Among the senior members of the governor’s staff present were Lt. Gov. Kim Guadagno and the director of the governor’s Authorities Unit, Deborah Gramiccioni, who is Jewish and comes from Livingston.

“It was a very valuable opportunity to network with these people and to have a chance to talk to them,” said Toporek. “They are on a learning curve in terms of getting to know how to work with the community.”

With the budget crisis overshadowing all else “like the 800-lb. gorilla in the room,” he said, this was not the time to push the community’s agenda.

“You don’t want to ask members of the legislature to use up their ‘chits’ now, pushing issues that can’t win the necessary attention,” Toporek said. Come the summer perhaps, he said, once the budget has been passed — as it has to be by June 30 — there might be more opportunities.

Joy Kurland, the director of the body formed from the merger of the Jewish Community Relations Council of the Jewish Federation of Central NJ, the Community Relations Committee of United Jewish Communities of MetroWest NJ, and the JCRC of UJA Federation of Northern NJ, said the governor came across as “very sincere in his commitment to the Jewish community, and to working collaboratively with us for the good of the community.”

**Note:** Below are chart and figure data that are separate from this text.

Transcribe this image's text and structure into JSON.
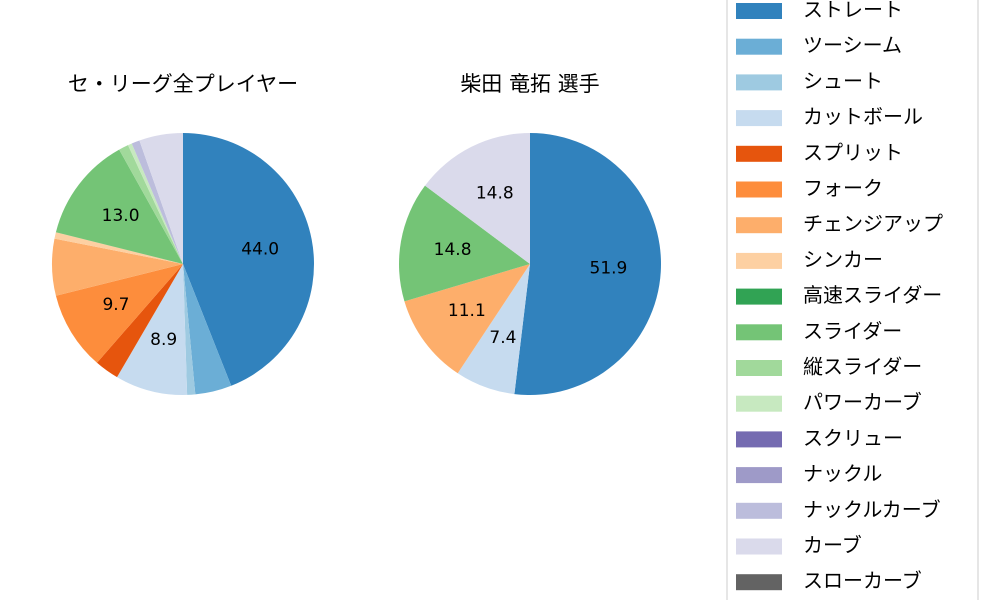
{
  "chart_data": {
    "type": "pie",
    "legend": "right",
    "categories": [
      "ストレート",
      "ツーシーム",
      "シュート",
      "カットボール",
      "スプリット",
      "フォーク",
      "チェンジアップ",
      "シンカー",
      "高速スライダー",
      "スライダー",
      "縦スライダー",
      "パワーカーブ",
      "スクリュー",
      "ナックル",
      "ナックルカーブ",
      "カーブ",
      "スローカーブ"
    ],
    "colors": [
      "#3182bd",
      "#6baed6",
      "#9ecae1",
      "#c6dbef",
      "#e6550d",
      "#fd8d3c",
      "#fdae6b",
      "#fdd0a2",
      "#31a354",
      "#74c476",
      "#a1d99b",
      "#c7e9c0",
      "#756bb1",
      "#9e9ac8",
      "#bcbddc",
      "#dadaeb",
      "#636363"
    ],
    "pies": [
      {
        "title": "セ・リーグ全プレイヤー",
        "values": [
          44.0,
          4.5,
          1.0,
          8.9,
          3.0,
          9.7,
          7.0,
          0.8,
          0,
          13.0,
          1.2,
          0.5,
          0,
          0,
          1.0,
          5.4,
          0
        ],
        "value_labels": [
          "44.0",
          null,
          null,
          "8.9",
          null,
          "9.7",
          null,
          null,
          null,
          "13.0",
          null,
          null,
          null,
          null,
          null,
          null,
          null
        ]
      },
      {
        "title": "柴田 竜拓  選手",
        "values": [
          51.9,
          0,
          0,
          7.4,
          0,
          0,
          11.1,
          0,
          0,
          14.8,
          0,
          0,
          0,
          0,
          0,
          14.8,
          0
        ],
        "value_labels": [
          "51.9",
          null,
          null,
          "7.4",
          null,
          null,
          "11.1",
          null,
          null,
          "14.8",
          null,
          null,
          null,
          null,
          null,
          "14.8",
          null
        ]
      }
    ]
  }
}
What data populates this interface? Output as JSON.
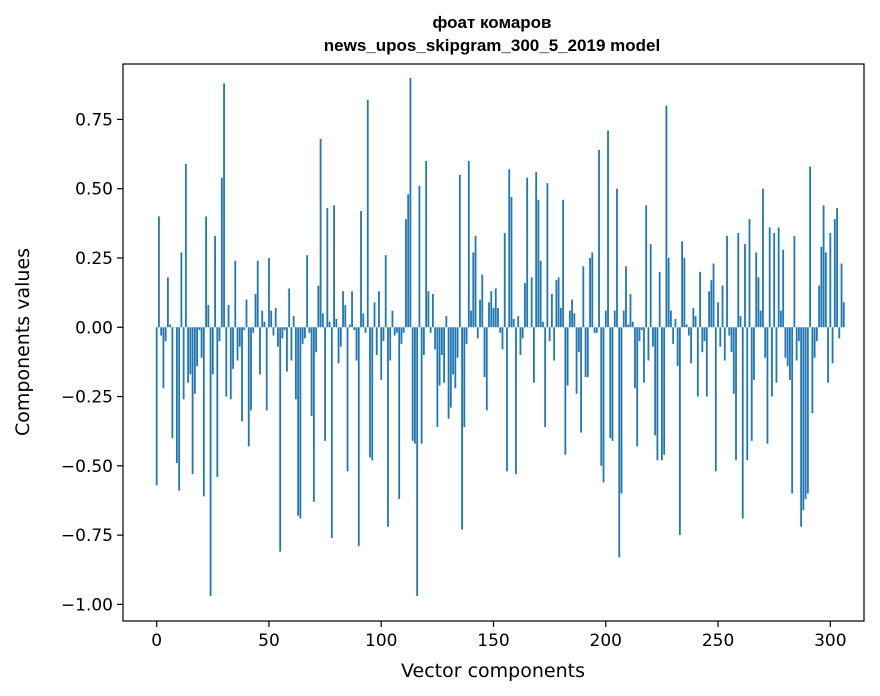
{
  "chart_data": {
    "type": "bar",
    "title": "фоат комаров",
    "subtitle": "news_upos_skipgram_300_5_2019 model",
    "xlabel": "Vector components",
    "ylabel": "Components values",
    "xlim": [
      -15,
      315
    ],
    "ylim": [
      -1.06,
      0.95
    ],
    "xticks": [
      0,
      50,
      100,
      150,
      200,
      250,
      300
    ],
    "xtick_labels": [
      "0",
      "50",
      "100",
      "150",
      "200",
      "250",
      "300"
    ],
    "yticks": [
      -1.0,
      -0.75,
      -0.5,
      -0.25,
      0.0,
      0.25,
      0.5,
      0.75
    ],
    "ytick_labels": [
      "−1.00",
      "−0.75",
      "−0.50",
      "−0.25",
      "0.00",
      "0.25",
      "0.50",
      "0.75"
    ],
    "grid": false,
    "legend": "none",
    "bar_color": "#1f77b4",
    "x_start": 0,
    "values": [
      -0.57,
      0.4,
      -0.03,
      -0.22,
      -0.05,
      0.18,
      0.01,
      -0.4,
      0.0,
      -0.49,
      -0.59,
      0.27,
      -0.26,
      0.59,
      -0.2,
      -0.17,
      -0.53,
      -0.24,
      -0.14,
      -0.01,
      -0.11,
      -0.61,
      0.4,
      0.08,
      -0.97,
      -0.17,
      0.33,
      -0.54,
      -0.05,
      0.54,
      0.88,
      -0.25,
      0.08,
      -0.26,
      -0.15,
      0.24,
      -0.12,
      -0.07,
      -0.34,
      -0.01,
      0.1,
      -0.43,
      -0.3,
      -0.02,
      0.12,
      0.24,
      -0.17,
      0.06,
      0.02,
      -0.3,
      0.25,
      0.06,
      -0.03,
      0.07,
      -0.07,
      -0.81,
      -0.04,
      -0.01,
      -0.16,
      0.14,
      -0.12,
      0.04,
      -0.26,
      -0.68,
      -0.69,
      -0.06,
      -0.04,
      0.26,
      -0.02,
      -0.32,
      -0.63,
      -0.09,
      0.15,
      0.68,
      0.05,
      -0.41,
      0.43,
      0.02,
      -0.76,
      0.44,
      0.03,
      -0.13,
      -0.07,
      0.13,
      0.08,
      -0.52,
      0.01,
      0.13,
      -0.01,
      -0.12,
      -0.79,
      0.42,
      0.05,
      -0.02,
      0.82,
      -0.47,
      -0.48,
      0.09,
      -0.1,
      0.13,
      -0.19,
      -0.05,
      0.26,
      -0.72,
      -0.12,
      0.06,
      -0.03,
      -0.02,
      -0.62,
      -0.06,
      -0.02,
      0.39,
      0.48,
      0.9,
      -0.41,
      -0.42,
      -0.97,
      0.51,
      -0.42,
      -0.1,
      0.6,
      0.13,
      -0.02,
      0.12,
      -0.08,
      -0.36,
      -0.21,
      -0.1,
      -0.2,
      0.04,
      -0.33,
      -0.29,
      -0.17,
      -0.22,
      -0.11,
      0.55,
      -0.73,
      -0.36,
      -0.06,
      0.6,
      0.06,
      0.27,
      0.33,
      -0.04,
      0.1,
      0.19,
      -0.18,
      -0.3,
      0.09,
      0.13,
      0.07,
      0.14,
      0.07,
      -0.02,
      -0.08,
      0.34,
      -0.52,
      0.57,
      0.47,
      0.03,
      -0.53,
      0.04,
      -0.1,
      -0.04,
      0.16,
      0.54,
      0.0,
      0.18,
      -0.2,
      0.56,
      0.46,
      0.24,
      0.02,
      -0.36,
      0.52,
      -0.05,
      0.12,
      -0.12,
      0.17,
      0.18,
      0.07,
      0.46,
      -0.46,
      -0.21,
      0.06,
      0.1,
      0.05,
      -0.24,
      -0.09,
      -0.38,
      0.22,
      -0.18,
      -0.18,
      0.25,
      0.27,
      -0.02,
      -0.02,
      0.64,
      -0.5,
      -0.56,
      0.06,
      0.71,
      -0.4,
      -0.41,
      0.06,
      0.5,
      -0.83,
      -0.6,
      0.06,
      0.22,
      0.01,
      0.12,
      0.02,
      -0.22,
      -0.43,
      -0.05,
      -0.01,
      -0.2,
      0.44,
      -0.12,
      0.3,
      -0.07,
      -0.39,
      -0.48,
      0.2,
      -0.48,
      -0.46,
      0.8,
      0.25,
      0.06,
      -0.06,
      0.03,
      -0.14,
      -0.75,
      0.31,
      0.25,
      0.01,
      -0.03,
      -0.13,
      0.07,
      0.04,
      -0.25,
      0.2,
      -0.09,
      -0.05,
      -0.25,
      0.13,
      0.17,
      0.23,
      -0.52,
      0.09,
      -0.07,
      0.15,
      -0.12,
      0.33,
      -0.03,
      -0.09,
      -0.24,
      -0.48,
      0.34,
      0.04,
      -0.69,
      0.3,
      -0.48,
      0.39,
      -0.41,
      -0.19,
      0.27,
      0.18,
      0.06,
      0.5,
      -0.11,
      -0.42,
      0.36,
      -0.25,
      0.34,
      -0.2,
      0.36,
      0.06,
      0.28,
      -0.11,
      -0.14,
      -0.19,
      -0.6,
      0.33,
      -0.12,
      -0.05,
      -0.72,
      -0.66,
      -0.62,
      -0.6,
      0.58,
      -0.31,
      -0.11,
      -0.05,
      0.15,
      0.29,
      0.44,
      0.27,
      -0.2,
      0.34,
      -0.13,
      0.39,
      0.43,
      -0.04,
      0.23,
      0.09
    ]
  }
}
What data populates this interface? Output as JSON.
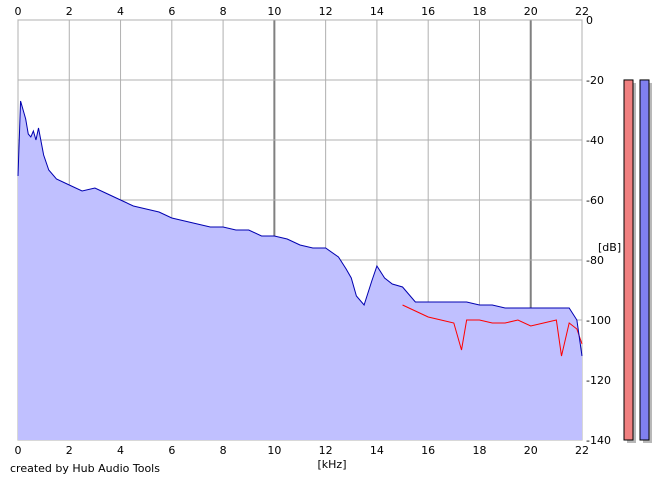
{
  "chart_data": {
    "type": "area",
    "xlabel": "[kHz]",
    "ylabel": "[dB]",
    "xlim": [
      0,
      22
    ],
    "ylim": [
      -140,
      0
    ],
    "x_ticks": [
      0,
      2,
      4,
      6,
      8,
      10,
      12,
      14,
      16,
      18,
      20,
      22
    ],
    "y_ticks": [
      0,
      -20,
      -40,
      -60,
      -80,
      -100,
      -120,
      -140
    ],
    "grid": true,
    "series": [
      {
        "color": "#0000b0",
        "fill": "#c0c0ff",
        "x": [
          0,
          0.1,
          0.2,
          0.3,
          0.4,
          0.5,
          0.6,
          0.7,
          0.8,
          1.0,
          1.2,
          1.5,
          2.0,
          2.5,
          3.0,
          3.5,
          4.0,
          4.5,
          5.0,
          5.5,
          6.0,
          6.5,
          7.0,
          7.5,
          8.0,
          8.5,
          9.0,
          9.5,
          10.0,
          10.5,
          11.0,
          11.5,
          12.0,
          12.5,
          12.8,
          13.0,
          13.2,
          13.5,
          13.8,
          14.0,
          14.3,
          14.6,
          15.0,
          15.5,
          16.0,
          16.5,
          17.0,
          17.5,
          18.0,
          18.5,
          19.0,
          19.5,
          20.0,
          20.5,
          21.0,
          21.5,
          21.8,
          22.0
        ],
        "values": [
          -52,
          -27,
          -30,
          -33,
          -38,
          -39,
          -37,
          -40,
          -36,
          -45,
          -50,
          -53,
          -55,
          -57,
          -56,
          -58,
          -60,
          -62,
          -63,
          -64,
          -66,
          -67,
          -68,
          -69,
          -69,
          -70,
          -70,
          -72,
          -72,
          -73,
          -75,
          -76,
          -76,
          -79,
          -83,
          -86,
          -92,
          -95,
          -87,
          -82,
          -86,
          -88,
          -89,
          -94,
          -94,
          -94,
          -94,
          -94,
          -95,
          -95,
          -96,
          -96,
          -96,
          -96,
          -96,
          -96,
          -100,
          -112
        ]
      },
      {
        "color": "#ff0000",
        "x": [
          15.0,
          15.5,
          16.0,
          16.5,
          17.0,
          17.3,
          17.5,
          18.0,
          18.5,
          19.0,
          19.5,
          20.0,
          20.5,
          21.0,
          21.2,
          21.5,
          21.8,
          22.0
        ],
        "values": [
          -95,
          -97,
          -99,
          -100,
          -101,
          -110,
          -100,
          -100,
          -101,
          -101,
          -100,
          -102,
          -101,
          -100,
          -112,
          -101,
          -103,
          -108
        ]
      }
    ],
    "level_meters": [
      {
        "color": "#f08080",
        "level": 0.95
      },
      {
        "color": "#8080f0",
        "level": 0.95
      }
    ]
  },
  "footer": {
    "credit": "created by Hub Audio Tools"
  }
}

Also among those at the Drumthwacket gathering was Steve Karp, executve director of the Jewish Educational Center in Elizabeth.

Gordon Haas, Central JCRC cochair, said the gathering was small enough to allow for good communication. “The governor tried to talk to everyone,” he said. “He talked about the voucher bill and why it’s so important, and of his respect for the NJ Education Association.”

The bill (S1872), which would provide scholarships for students to attend private schools, has bipartisan support, Haas pointed out, and there was an added push to get it passed to take advantage of $400 million in federal funding for new educational initiatives.